Even today I still go by my father's grave the week of All Saints Day.  Last week I went by Dad's grave with mom.  We cleaned the plate marker and placed new flowers at his grave.  I never can get over the many more people who have been buried close to my dad since my last visit to his grave.  Those families get it.  The parents of the one year old who is buried five feet down from my dad.  The family of the thirty year old woman who is buried seven spaces to the left of my dad's grave.  And this year, just the day before a funeral had been held adjacent to my dad's grave.  It was the burial of someone else's daughter.  The floral bouquets were still freshly covering the burial site.  I remember thinking, I know the agony that family is going through right now.  I still cope with the same extreme grief, overwhelming sadness, and loneliness that remains since my Dad left this world.  I'm glad I have a place to come and honor him, talk to him.  I don't know what people whose deceased are buried in mausoleums do when they visit their deceased.  Stand in front of a wall of shelving units, maybe?  That would be too impersonal for me. I sit on a nearby bench and talk with my Dad while visiting the cemetery where he is buried.

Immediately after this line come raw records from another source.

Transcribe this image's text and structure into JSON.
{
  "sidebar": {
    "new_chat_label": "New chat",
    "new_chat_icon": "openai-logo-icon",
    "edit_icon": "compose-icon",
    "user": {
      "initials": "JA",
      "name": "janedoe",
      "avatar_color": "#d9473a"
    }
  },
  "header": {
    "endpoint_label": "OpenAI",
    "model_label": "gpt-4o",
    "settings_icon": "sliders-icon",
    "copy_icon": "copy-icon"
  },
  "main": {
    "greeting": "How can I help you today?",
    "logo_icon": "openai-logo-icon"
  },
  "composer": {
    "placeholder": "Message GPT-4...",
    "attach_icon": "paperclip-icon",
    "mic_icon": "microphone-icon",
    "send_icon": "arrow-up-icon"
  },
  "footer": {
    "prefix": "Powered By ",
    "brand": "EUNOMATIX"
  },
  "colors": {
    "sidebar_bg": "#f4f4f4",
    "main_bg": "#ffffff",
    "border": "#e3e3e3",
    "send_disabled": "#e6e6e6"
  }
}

This year I was not present at the All Saints Day ceremony at my home church.  My mom still lights a candle in my father's name each year.  I spent the morning planting pansies, cabbage plants, and two rosemary trees in my front yard.  One of my neighbors came walking by and asked why I spend so much time working on my yard.  I told him it was something I had in common with my Dad:  a love of beautifying and taking care of my little portion of the earth.  It's my way of honoring my Dad now on All Saints Day.  It brings me more peace and ebbs the anguish a tiny bit more each year.  It's my way of still being with my dad.  One day you will understand.  You will discover your own means of finding some little bit of comfort, tranquility in regards to losing a loved one.  It's a whole different reality when All Saints Day hits a little bit more close to home and heart.